A second uncertainty is the phenomenon that some mass/volume can disappear completely as decomposition progresses. This occurs when the sapwood decomposes faster than the remaining heartwood (especially in pines) or when heartwood rot creates hollow trees (common in large temperate broadleaved trees, uncommon in boreal broadleaved trees). Such differential volume loss partly results in wood fragments beneath the trunk or inside the trunk cavity, and partly in a volume loss due to complete wood decomposition. The latter volume loss would indicate the presence of white-rot fungi capable of complete wood decomposition. We found a non-significant variation in carbon and lignin concentrations in more advanced decay classes of our spruce logs, which could indicate a presence of white-rot fungi. We encourage studies to quantify the frequency of partial volume loss from dead trees across tree species and tree sizes and ideally sort this loss into a fragment portion and a volume loss portion. We further encourage molecular studies to elucidate rot type crating such partial volume loss.

A third uncertainty in our methodology is the proportion of the wood that is buried in each decay class. We used a large dataset from Sweden to quantify this (Stokland et al. 2016). That dataset defined logs as buried when more than half of the log was covered by ground vegetation (i.e. not completely buried), but we compensated for this by disregarding that some logs actually became predominantly buried in decay classes 1 and 2, and by reducing the burial proportions by ca. 10 percentage points in decay classes 3 and 4 (see Material and methods). We consider that these adjustments translate the Swedish data to conservative burial rates.

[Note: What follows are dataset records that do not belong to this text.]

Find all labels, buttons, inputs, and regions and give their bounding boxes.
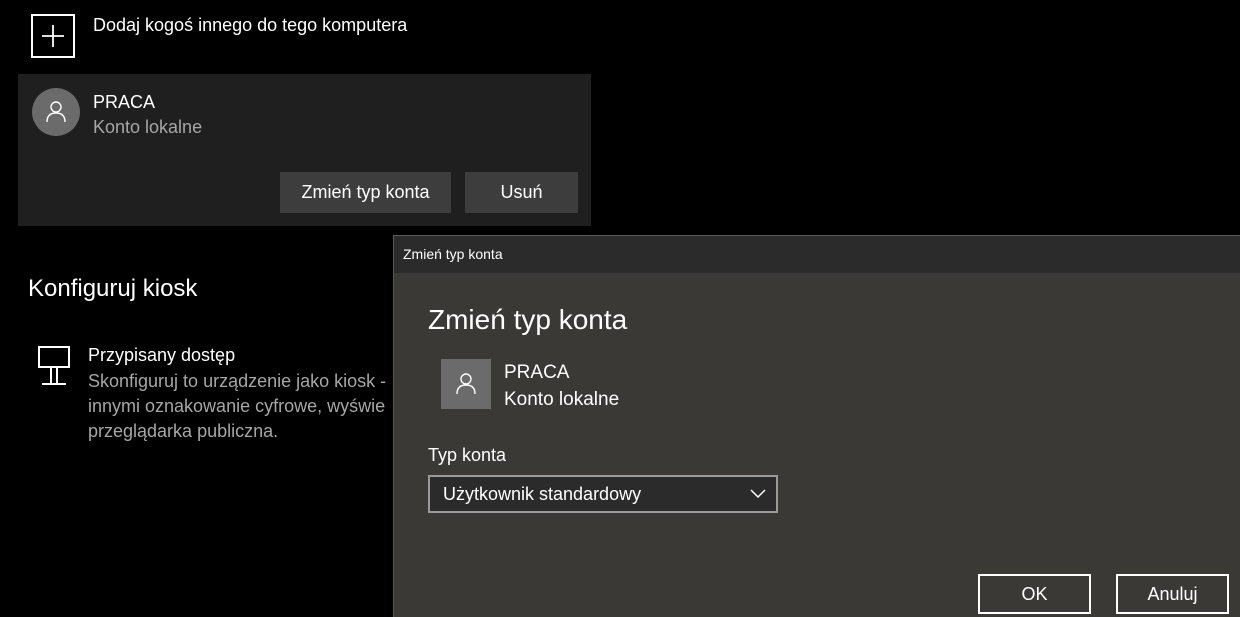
dialog-heading: Zmień typ konta [428,304,628,335]
kiosk-icon [38,346,70,391]
avatar [441,359,491,409]
person-icon [46,101,66,123]
dialog-account-type: Konto lokalne [504,389,620,410]
plus-icon [31,14,75,58]
settings-page: Dodaj kogoś innego do tego komputera PRA… [0,0,1240,617]
person-icon [456,373,476,395]
change-account-type-button[interactable]: Zmień typ konta [280,172,451,213]
dialog-titlebar[interactable]: Zmień typ konta [394,236,1240,273]
ok-button[interactable]: OK [978,574,1091,614]
kiosk-section-title: Konfiguruj kiosk [28,275,198,302]
account-type-dropdown[interactable]: Użytkownik standardowy [428,475,778,513]
assigned-access-link[interactable]: Przypisany dostęp [88,344,235,366]
cancel-button[interactable]: Anuluj [1116,574,1229,614]
chevron-down-icon [750,489,766,499]
add-user-button[interactable]: Dodaj kogoś innego do tego komputera [31,0,407,62]
account-type-selected-value: Użytkownik standardowy [443,484,642,504]
change-account-type-dialog: Zmień typ konta Zmień typ konta PRACA Ko… [393,235,1240,617]
account-type-label: Typ konta [428,445,507,465]
assigned-access-description: Skonfiguruj to urządzenie jako kiosk - i… [88,371,387,441]
add-user-label: Dodaj kogoś innego do tego komputera [93,15,408,35]
account-type: Konto lokalne [93,117,203,137]
dialog-account-name: PRACA [504,362,570,383]
avatar [32,88,80,136]
account-name: PRACA [93,92,156,112]
account-card[interactable]: PRACA Konto lokalne Zmień typ konta Usuń [18,74,591,226]
remove-account-button[interactable]: Usuń [465,172,578,213]
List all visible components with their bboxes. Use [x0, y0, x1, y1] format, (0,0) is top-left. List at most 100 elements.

Still another methodological consideration is the validity of our study. We consider our carbon flux rates to be generally valid for brown-rotted coniferous wood in boreal forests. Logs from broad-leaved and coniferous trees have similar burial rates across decay classes in boreal forests (Stokland et al. 2016), but unlike brown-rotted wood the white rot mode does not increase the carbon concentration in the remaining wood. Hence, the carbon flux rates from white-rotted wood to the soil is probably 2–4 percentage points lower than from brown-rotted wood, due to lacking carbon concentration increase.

Conclusions

This study quantifies the density (biomass) loss and biochemical transformation of Norway spruce wood throughout the whole decomposition process until the wood falls apart and disintegrates. Based on a novel approach we demonstrate that nearly 40% of the carbon from the above-ground wood is transferred to the boreal soil carbon pool on mineral soils and nearly 50% on organic soils. This transferred carbon is mainly composed of slightly modified lignin residuals with a higher carbon concentration than intact wood, features being typical of fungal brown rot decay.

The carbon flux from deadwood to the soil carbon pool appears to be higher in boreal forests than in temperate and tropical forests, an ecosystem difference that we ascribe to predominantly different decay mechanisms (brown rot versus white rot) in the respective forest ecosystems.